City Planning? You Jest, Surely.

Post 5

Researcher 105689 aka Mamo

Coventry bus service....
A time table that is a strange mathematical contortion of what is given to the public, and buses driven by demons too strange to fit in to Hell.


City Planning? You Jest, Surely.

Post 6

invisibleknight

bus service?
sorry but in coventry those 2 words never appear in the same sentence.
there are buses. they operate. there is no service, or they'd apologise for not turning up for 3/4's of a pissing hour when you need to get to an eye test in time.
but like the murphy's, i'm not bitter.


City Planning? You Jest, Surely.

Post 7

Cheerful Dragon

Ah, yes. The Coventry bus service. When I was at school or working in Coventry and used the bus service, there was a local bus every 10 minutes or so during the rush hour. Even outside the rush hour they were fairly frequent. Then somebody decided that nobody used the busses after 5.30pm-ish, and the interval between busses went up to 20 - 30 minutes. This was some time in the mid-80s. I started to walk to work because, amongst other reasons, by the time the bus arrived I could be half-way home!smiley - sadface

My mother still lived in Coventry until a couple of years ago. By the time she left, there was no bus service in Radford on a Sunday. The Saturday bus service, which was pretty good while I was living at home, had also deteriorated. It was a self-perpetuating problem. 'People don't use the busses, so we won't provide a decent service. Oh, look! People aren't using the busses!'smiley - sadface


City Planning? You Jest, Surely.

Post 8

AgProv2

In Norwich, I heard it said that Hermann Goering survived the war, came to Britain under an assumed name (never think of looking for him here)and got a job as a town planner. This was to get his revenge and cause more damage to Norwich than the Luftwaffe ever managed when they visited in 1942...

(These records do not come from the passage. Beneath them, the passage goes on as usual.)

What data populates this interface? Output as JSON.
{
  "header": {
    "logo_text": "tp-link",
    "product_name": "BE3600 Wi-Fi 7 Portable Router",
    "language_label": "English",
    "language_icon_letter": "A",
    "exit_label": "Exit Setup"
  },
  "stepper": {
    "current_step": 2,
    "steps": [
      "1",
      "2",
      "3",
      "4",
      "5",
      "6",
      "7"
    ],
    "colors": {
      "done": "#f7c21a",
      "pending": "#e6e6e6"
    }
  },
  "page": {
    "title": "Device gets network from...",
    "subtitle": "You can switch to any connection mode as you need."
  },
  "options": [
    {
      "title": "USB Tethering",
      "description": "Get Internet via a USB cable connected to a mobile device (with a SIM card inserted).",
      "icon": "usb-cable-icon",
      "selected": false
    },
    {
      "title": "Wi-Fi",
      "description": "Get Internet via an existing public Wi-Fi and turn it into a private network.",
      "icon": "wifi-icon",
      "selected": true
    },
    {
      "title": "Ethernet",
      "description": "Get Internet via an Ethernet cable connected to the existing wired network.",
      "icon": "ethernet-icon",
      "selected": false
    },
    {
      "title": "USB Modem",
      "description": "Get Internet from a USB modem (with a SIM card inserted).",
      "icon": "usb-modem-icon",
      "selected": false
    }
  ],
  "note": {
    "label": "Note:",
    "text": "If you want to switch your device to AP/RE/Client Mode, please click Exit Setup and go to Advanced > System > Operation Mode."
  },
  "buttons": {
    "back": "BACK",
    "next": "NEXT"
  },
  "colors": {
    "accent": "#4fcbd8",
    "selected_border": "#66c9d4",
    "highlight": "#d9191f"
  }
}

Perhaps the same could be said of Coventry.

On the issue of road safety, I think the reason why some roads have low accident rates, when just by looking at them you would think that they OUGHT to attract more accidents than they do, is because you ARE able to look at them and realise at a glance how bloody dangerous they are. (Does this make sense?)

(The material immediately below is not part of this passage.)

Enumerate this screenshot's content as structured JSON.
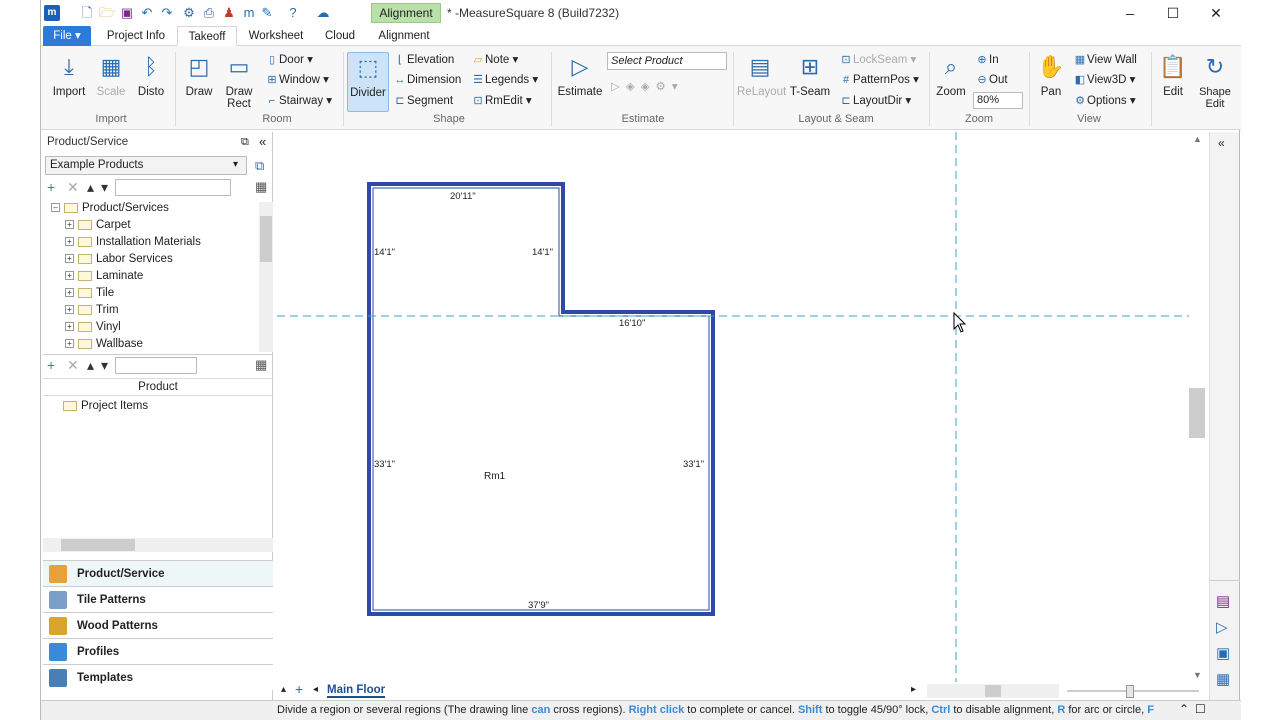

Once you've noticed where the danger points are, if you're a regular traveller you will slow down, behave more carefully, the adrenalin flows as you look out and think "no marked pedestrian crossing point, so people cross as and where they think - how bloody dangerous is THAT at a busy junction?", and you compensate for it.

The accidents are had by people who are perhaps driving that way for the first time, who aren't as familiar with the flashpoints?

If we're nominating Britain's Worst Potential Accident Blackspot, my choice is the junction of Broom Lane and Stockport Road in Manchester.

Here (crazily) at the junction of South Manchester's busiest road and a very busy feeder road, there is no pedestrian crossing point. there are no barriers at the corners to channel pedestriians towards the best possible crossing point. The road narrows and funnels busy traffic into a choke point at the intersection. Broom Lane also curves around, so that visibility up the road is limited. The pavement at one side narrows and dissappears so that a person on foot can turn left into Broom Lane, but fifty yards up they run out of pavement (this is not apparent when turning the corner) and are effectively on the roadway. So they have to cross to the other side where there is too much pavement - here it's fifteen feet wide and could easily be narrowed to create more road space. Right on the very junction is a motor repairers and a furniture removal firm, so vehicles are continually reversing onto the road, or attempting to. All this on the corner of the busiest road in Manchester! This is a patently dangerous junction, yet nobody ever gets hurt here... anyone know worse?